Até o momento, cerca de 10% das tecnologias de prolongamento da vida possíveis que devem nos impactar na próxima década já estão se apresentando. “Prepare-se para a aceleração vinda da IA e de computadores quânticos, capazes de modelar interações moleculares dentro e na superfície da célula”, afirma.
__A seguir, Diamandis oferece seis dicas para enfrentar a doença do envelhecimento:__

1. __Aquilo em que você acredita:__ você vê a vida como curta e preciosa – e se considerará uma pessoa de sorte se chegar aos 75 anos? Ou está focado em ver os “100 anos como os novos 60”? Sai na frente quem vê o envelhecimento como uma doença e acompanha ativamente os avanços na biotecnologia com o potencial de retardá-lo ou até revertê-lo.
2. __O que você lê/seu consumo de mídia:__ o tipo de informação que você consome (livros, blogs, notícias, filmes) afeta diretamente sua visão da vida – para melhor ou pior. Você está lendo os obituários para rastrear amigos? Ou lendo livros como Lifespan, de David Sinclair, blogs como o do próprio Diamandis ou feeds de notícias como FutureLoop? Você está se mantendo atualizado sobre os últimos desenvolvimentos em longevidade?

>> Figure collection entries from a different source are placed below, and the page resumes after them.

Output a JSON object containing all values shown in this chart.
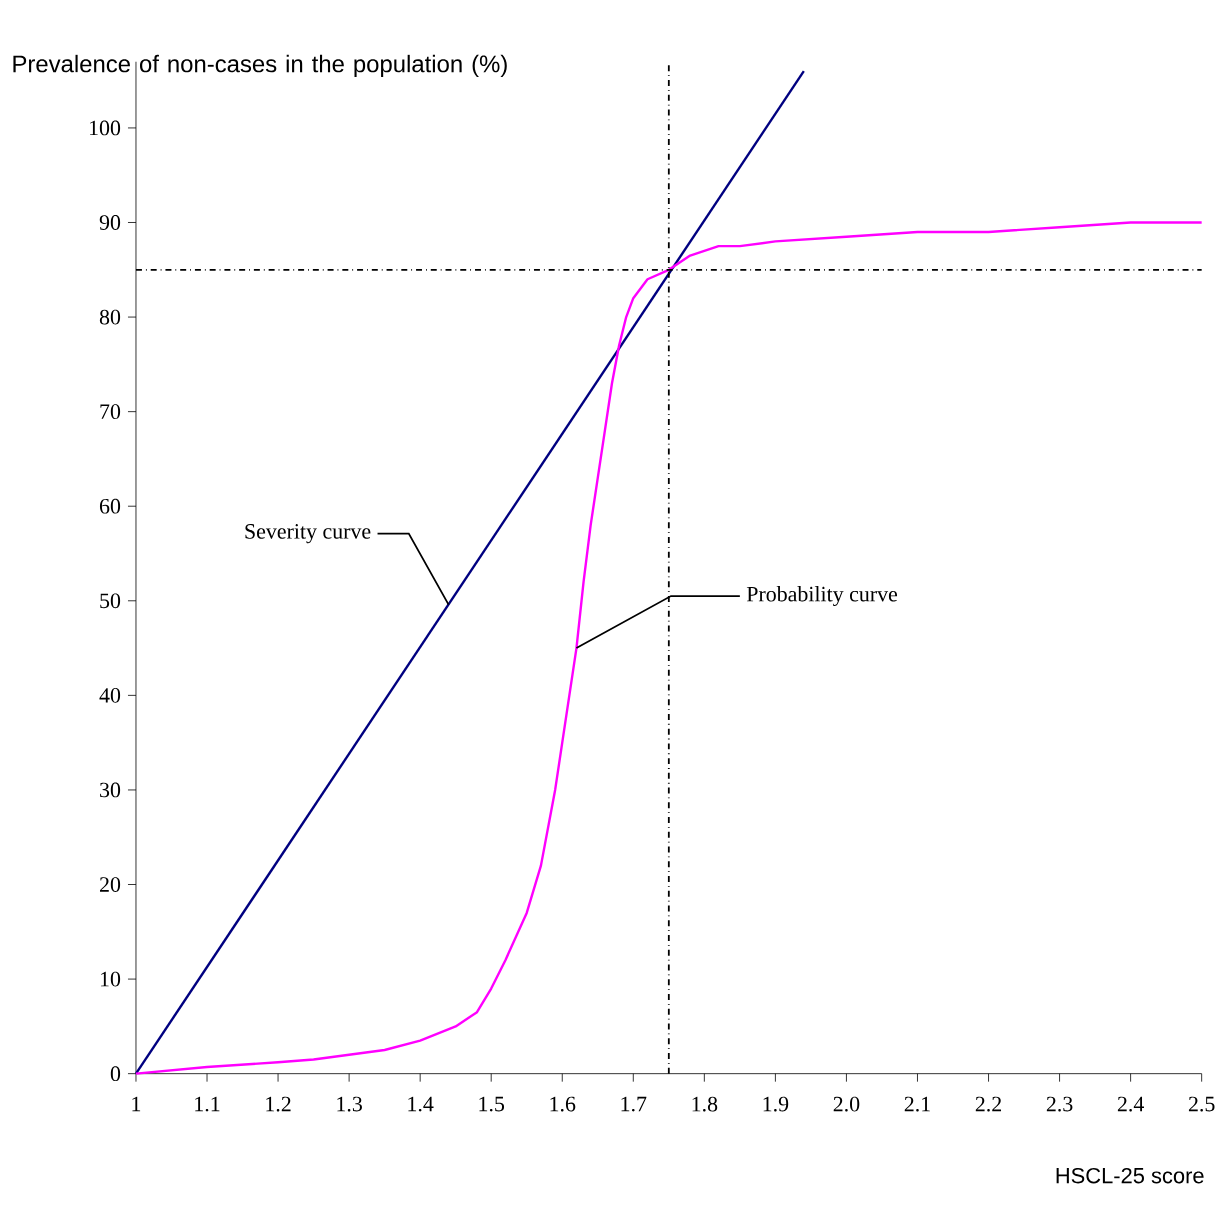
{
  "chart_data": {
    "type": "line",
    "ylabel": "Prevalence of non-cases in the population (%)",
    "xlabel": "HSCL-25 score",
    "series": [
      {
        "color": "#000080",
        "x": [
          1,
          1.94
        ],
        "values": [
          0,
          106
        ]
      },
      {
        "color": "#ff00ff",
        "x": [
          1,
          1.1,
          1.2,
          1.25,
          1.3,
          1.35,
          1.4,
          1.45,
          1.48,
          1.5,
          1.52,
          1.55,
          1.57,
          1.59,
          1.6,
          1.61,
          1.62,
          1.63,
          1.64,
          1.65,
          1.66,
          1.67,
          1.68,
          1.69,
          1.7,
          1.72,
          1.75,
          1.78,
          1.82,
          1.85,
          1.9,
          2.0,
          2.1,
          2.2,
          2.3,
          2.4,
          2.5
        ],
        "values": [
          0,
          0.7,
          1.2,
          1.5,
          2,
          2.5,
          3.5,
          5,
          6.5,
          9,
          12,
          17,
          22,
          30,
          35,
          40,
          45,
          52,
          58,
          63,
          68,
          73,
          77,
          80,
          82,
          84,
          85,
          86.5,
          87.5,
          87.5,
          88,
          88.5,
          89,
          89,
          89.5,
          90,
          90
        ]
      }
    ],
    "xlim": [
      1,
      2.5
    ],
    "ylim": [
      0,
      107
    ],
    "xticks": [
      {
        "value": 1,
        "label": "1"
      },
      1.1,
      1.2,
      1.3,
      1.4,
      1.5,
      1.6,
      1.7,
      1.8,
      1.9,
      {
        "value": 2,
        "label": "2.0"
      },
      2.1,
      2.2,
      2.3,
      2.4,
      2.5
    ],
    "yticks": [
      0,
      10,
      20,
      30,
      40,
      50,
      60,
      70,
      80,
      90,
      100
    ],
    "ref_lines": [
      {
        "axis": "x",
        "value": 1.75,
        "color": "#000000",
        "line_style": "dashed"
      },
      {
        "axis": "y",
        "value": 85,
        "color": "#000000",
        "line_style": "dashed"
      }
    ],
    "annotations": [
      {
        "text": "Severity curve",
        "x": 1.44,
        "y": 49.6
      },
      {
        "text": "Probability curve",
        "x": 1.62,
        "y": 45
      }
    ],
    "grid": false,
    "marker": "none",
    "line_style": "solid"
  }
}
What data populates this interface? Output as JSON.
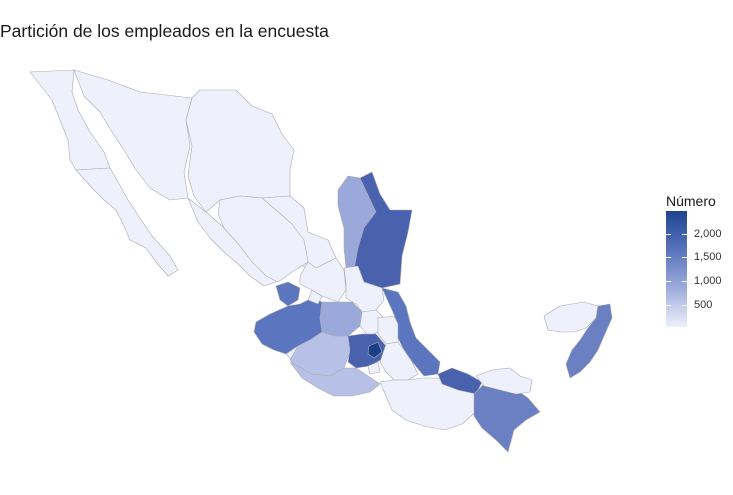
{
  "title": "Partición de los empleados en la encuesta",
  "legend": {
    "title": "Número",
    "labels": [
      "2,000",
      "1,500",
      "1,000",
      "500"
    ],
    "colors": {
      "high": "#1f4490",
      "mid": "#5b76be",
      "low": "#9aa9da",
      "min": "#eef1fc"
    }
  },
  "map_regions": [
    {
      "name": "Baja California",
      "shade": "min"
    },
    {
      "name": "Baja California Sur",
      "shade": "min"
    },
    {
      "name": "Sonora",
      "shade": "min"
    },
    {
      "name": "Chihuahua",
      "shade": "min"
    },
    {
      "name": "Coahuila",
      "shade": "min"
    },
    {
      "name": "Nuevo León",
      "shade": "low"
    },
    {
      "name": "Tamaulipas",
      "shade": "high"
    },
    {
      "name": "Sinaloa",
      "shade": "min"
    },
    {
      "name": "Durango",
      "shade": "min"
    },
    {
      "name": "Zacatecas",
      "shade": "min"
    },
    {
      "name": "San Luis Potosí",
      "shade": "min"
    },
    {
      "name": "Nayarit",
      "shade": "mid"
    },
    {
      "name": "Jalisco",
      "shade": "mid"
    },
    {
      "name": "Aguascalientes",
      "shade": "min"
    },
    {
      "name": "Guanajuato",
      "shade": "low"
    },
    {
      "name": "Querétaro",
      "shade": "min"
    },
    {
      "name": "Hidalgo",
      "shade": "min"
    },
    {
      "name": "Veracruz",
      "shade": "mid"
    },
    {
      "name": "Colima",
      "shade": "min"
    },
    {
      "name": "Michoacán",
      "shade": "low"
    },
    {
      "name": "Estado de México",
      "shade": "high"
    },
    {
      "name": "Ciudad de México",
      "shade": "darkest"
    },
    {
      "name": "Morelos",
      "shade": "min"
    },
    {
      "name": "Tlaxcala",
      "shade": "low"
    },
    {
      "name": "Puebla",
      "shade": "min"
    },
    {
      "name": "Guerrero",
      "shade": "low"
    },
    {
      "name": "Oaxaca",
      "shade": "min"
    },
    {
      "name": "Tabasco",
      "shade": "high"
    },
    {
      "name": "Chiapas",
      "shade": "mid"
    },
    {
      "name": "Campeche",
      "shade": "min"
    },
    {
      "name": "Yucatán",
      "shade": "min"
    },
    {
      "name": "Quintana Roo",
      "shade": "mid"
    }
  ]
}
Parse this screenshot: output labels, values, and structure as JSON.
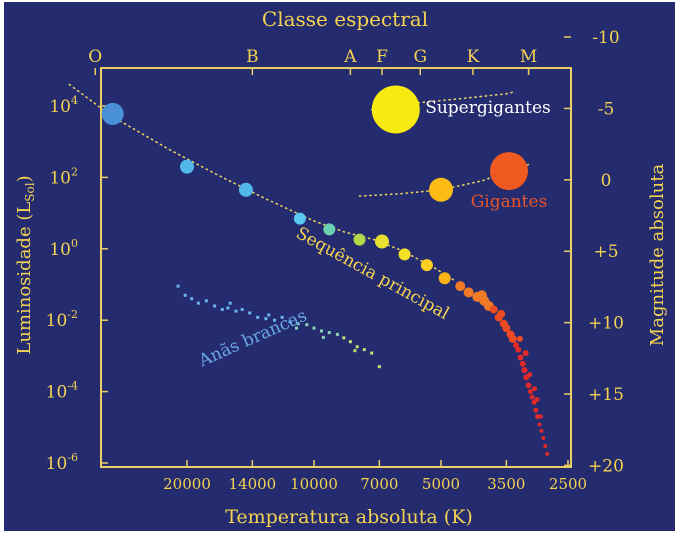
{
  "colors": {
    "background": "#242b6e",
    "axis": "#e9cf63",
    "label_text": "#f4d352",
    "white_dwarf_label": "#6aa8e0",
    "supergiant_label": "#ffffff",
    "giant_label": "#e8552a",
    "main_sequence_label": "#f4d352"
  },
  "chart_data": {
    "type": "scatter",
    "title": "Classe espectral",
    "xlabel": "Temperatura absoluta (K)",
    "ylabel": "Luminosidade (L",
    "ylabel_sub": "Sol",
    "ylabel_close": ")",
    "y2label": "Magnitude absoluta",
    "x_scale": "log (reversed)",
    "y_scale": "log",
    "xlim": [
      40000,
      2500
    ],
    "ylim": [
      1e-06,
      100000.0
    ],
    "x_ticks": [
      "20000",
      "14000",
      "10000",
      "7000",
      "5000",
      "3500",
      "2500"
    ],
    "x_tick_values": [
      20000,
      14000,
      10000,
      7000,
      5000,
      3500,
      2500
    ],
    "y_ticks": [
      {
        "base": "10",
        "exp": "4"
      },
      {
        "base": "10",
        "exp": "2"
      },
      {
        "base": "10",
        "exp": "0"
      },
      {
        "base": "10",
        "exp": "-2"
      },
      {
        "base": "10",
        "exp": "-4"
      },
      {
        "base": "10",
        "exp": "-6"
      }
    ],
    "y_tick_values": [
      10000.0,
      100.0,
      1.0,
      0.01,
      0.0001,
      1e-06
    ],
    "magnitude_ticks": [
      "-10",
      "-5",
      "0",
      "+5",
      "+10",
      "+15",
      "+20"
    ],
    "magnitude_values": [
      -10,
      -5,
      0,
      5,
      10,
      15,
      20
    ],
    "spectral_classes": [
      "O",
      "B",
      "A",
      "F",
      "G",
      "K",
      "M"
    ],
    "spectral_temps": [
      33000,
      14000,
      8200,
      6900,
      5600,
      4200,
      3100
    ],
    "region_labels": {
      "supergiants": "Supergigantes",
      "giants": "Gigantes",
      "main_sequence": "Sequência principal",
      "white_dwarfs": "Anãs brancas"
    },
    "main_sequence_stars": [
      {
        "t": 30000,
        "l": 6000,
        "color": "#4a90d9",
        "r": 11
      },
      {
        "t": 20000,
        "l": 200,
        "color": "#52b8ec",
        "r": 7
      },
      {
        "t": 14500,
        "l": 45,
        "color": "#52b8ec",
        "r": 7
      },
      {
        "t": 10800,
        "l": 7,
        "color": "#5ac8f0",
        "r": 6
      },
      {
        "t": 9200,
        "l": 3.5,
        "color": "#6ad0b0",
        "r": 6
      },
      {
        "t": 7800,
        "l": 1.8,
        "color": "#b4d84a",
        "r": 6
      },
      {
        "t": 6900,
        "l": 1.6,
        "color": "#e8e030",
        "r": 7
      },
      {
        "t": 6100,
        "l": 0.7,
        "color": "#f6e02a",
        "r": 6
      },
      {
        "t": 5400,
        "l": 0.35,
        "color": "#fcd020",
        "r": 6
      },
      {
        "t": 4900,
        "l": 0.15,
        "color": "#fcb418",
        "r": 6
      }
    ],
    "supergiants": [
      {
        "t": 6400,
        "l": 8000,
        "color": "#f6ea10",
        "r": 24
      }
    ],
    "giants": [
      {
        "t": 5000,
        "l": 45,
        "color": "#fcbc14",
        "r": 12
      },
      {
        "t": 3450,
        "l": 150,
        "color": "#f05a20",
        "r": 19
      }
    ],
    "white_dwarfs": [
      {
        "t": 21000,
        "l": 0.09
      },
      {
        "t": 20200,
        "l": 0.05
      },
      {
        "t": 19500,
        "l": 0.04
      },
      {
        "t": 18800,
        "l": 0.03
      },
      {
        "t": 18000,
        "l": 0.035
      },
      {
        "t": 17200,
        "l": 0.025
      },
      {
        "t": 16500,
        "l": 0.02
      },
      {
        "t": 16000,
        "l": 0.022
      },
      {
        "t": 15300,
        "l": 0.018
      },
      {
        "t": 14800,
        "l": 0.02
      },
      {
        "t": 14200,
        "l": 0.016
      },
      {
        "t": 13600,
        "l": 0.012
      },
      {
        "t": 13000,
        "l": 0.011
      },
      {
        "t": 12400,
        "l": 0.01
      },
      {
        "t": 11900,
        "l": 0.012
      },
      {
        "t": 11400,
        "l": 0.009
      },
      {
        "t": 10900,
        "l": 0.008
      },
      {
        "t": 10400,
        "l": 0.0075
      },
      {
        "t": 10000,
        "l": 0.006
      },
      {
        "t": 9600,
        "l": 0.005
      },
      {
        "t": 9200,
        "l": 0.0045
      },
      {
        "t": 8800,
        "l": 0.004
      },
      {
        "t": 8500,
        "l": 0.0032
      },
      {
        "t": 8200,
        "l": 0.0025
      },
      {
        "t": 7900,
        "l": 0.0018
      },
      {
        "t": 7600,
        "l": 0.0015
      },
      {
        "t": 7300,
        "l": 0.0012
      },
      {
        "t": 8000,
        "l": 0.0014
      },
      {
        "t": 7000,
        "l": 0.0005
      },
      {
        "t": 11000,
        "l": 0.006
      },
      {
        "t": 12800,
        "l": 0.014
      },
      {
        "t": 15800,
        "l": 0.03
      },
      {
        "t": 9500,
        "l": 0.0033
      }
    ],
    "red_dwarfs": [
      {
        "t": 4500,
        "l": 0.09,
        "r": 5
      },
      {
        "t": 4300,
        "l": 0.06,
        "r": 5
      },
      {
        "t": 4100,
        "l": 0.045,
        "r": 5
      },
      {
        "t": 3950,
        "l": 0.035,
        "r": 5
      },
      {
        "t": 3850,
        "l": 0.025,
        "r": 5
      },
      {
        "t": 3750,
        "l": 0.02,
        "r": 4
      },
      {
        "t": 3650,
        "l": 0.012,
        "r": 4
      },
      {
        "t": 3550,
        "l": 0.008,
        "r": 4
      },
      {
        "t": 3500,
        "l": 0.006,
        "r": 4
      },
      {
        "t": 3420,
        "l": 0.004,
        "r": 4
      },
      {
        "t": 3380,
        "l": 0.003,
        "r": 4
      },
      {
        "t": 3320,
        "l": 0.002,
        "r": 3
      },
      {
        "t": 3280,
        "l": 0.0015,
        "r": 3
      },
      {
        "t": 3240,
        "l": 0.0009,
        "r": 3
      },
      {
        "t": 3200,
        "l": 0.0006,
        "r": 3
      },
      {
        "t": 3170,
        "l": 0.0004,
        "r": 3
      },
      {
        "t": 3140,
        "l": 0.00025,
        "r": 3
      },
      {
        "t": 3100,
        "l": 0.00015,
        "r": 3
      },
      {
        "t": 3070,
        "l": 0.0001,
        "r": 2.5
      },
      {
        "t": 3040,
        "l": 7e-05,
        "r": 2.5
      },
      {
        "t": 3010,
        "l": 5e-05,
        "r": 2.5
      },
      {
        "t": 2980,
        "l": 3e-05,
        "r": 2.5
      },
      {
        "t": 2950,
        "l": 2e-05,
        "r": 2.5
      },
      {
        "t": 2920,
        "l": 1.2e-05,
        "r": 2
      },
      {
        "t": 2890,
        "l": 8e-06,
        "r": 2
      },
      {
        "t": 2860,
        "l": 5e-06,
        "r": 2
      },
      {
        "t": 2830,
        "l": 3e-06,
        "r": 2
      },
      {
        "t": 2800,
        "l": 1.8e-06,
        "r": 2
      },
      {
        "t": 3000,
        "l": 0.00012,
        "r": 2.5
      },
      {
        "t": 3150,
        "l": 0.0012,
        "r": 3
      },
      {
        "t": 3080,
        "l": 0.0003,
        "r": 2.5
      },
      {
        "t": 2960,
        "l": 6e-05,
        "r": 2.5
      },
      {
        "t": 2900,
        "l": 2e-05,
        "r": 2
      },
      {
        "t": 3250,
        "l": 0.003,
        "r": 3
      },
      {
        "t": 3600,
        "l": 0.015,
        "r": 4
      },
      {
        "t": 4000,
        "l": 0.05,
        "r": 5
      }
    ]
  }
}
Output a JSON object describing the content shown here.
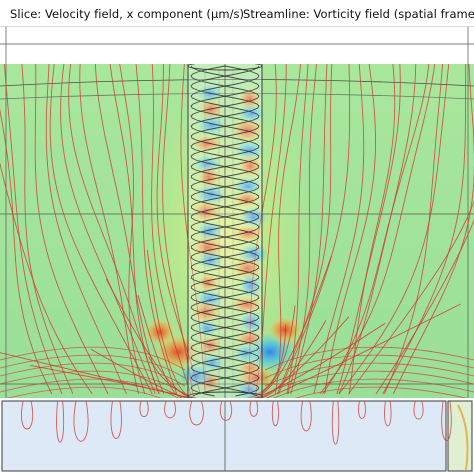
{
  "title": {
    "slice": "Slice: Velocity field, x component (μm/s)",
    "streamline": "Streamline: Vorticity field (spatial frame)"
  },
  "colors": {
    "field_background": "#9fe39a",
    "streamlines": "#d03a2e",
    "frame_lines": "#3b3b3b",
    "lower_block": "#dde9f7",
    "warm_accent": "#e8432a",
    "cool_accent": "#2d7ff0"
  }
}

3. __Sua comunidade:__ as pessoas com quem você passa o tempo moldam quem você é e o que faz. Se você só anda com pessoas mais velhas, que falam constantemente sobre morrer e se preocupam com a morte, é apenas uma questão de tempo… Conviver com pessoas otimistas e jovens, e que buscam ativamente a longevidade, tem impacto positivo.
4. __Sono:__ é fundamental e crítico. Um ótimo livro que detalha isso é Why We Sleep, de Matt Walker. Priorize o ato de dormir e use as melhores técnicas para ajudá-lo a conseguir oito horas de sono saudáveis.
5. __Dieta:__ você come o que quer, quando quer? Está acima do peso, comendo muito açúcar? Ou moldou sua dieta de forma consciente, com refeições sem açúcar ou veganas? Nunca é demais lembrar que uma dieta equilibrada e diversificada é fundamental para prolongar a saúde.
6. __Exercício:__ além de mentalidade, sono suficiente e uma dieta saudável, os exercícios são fundamentais para a longevidade – aumentar a massa muscular é crucial nesse processo.

“Em última análise, a ciência continuará a estender a vida humana. Nosso trabalho é não morrer de forma estúpida nesse ínterim”, completa Diamandis.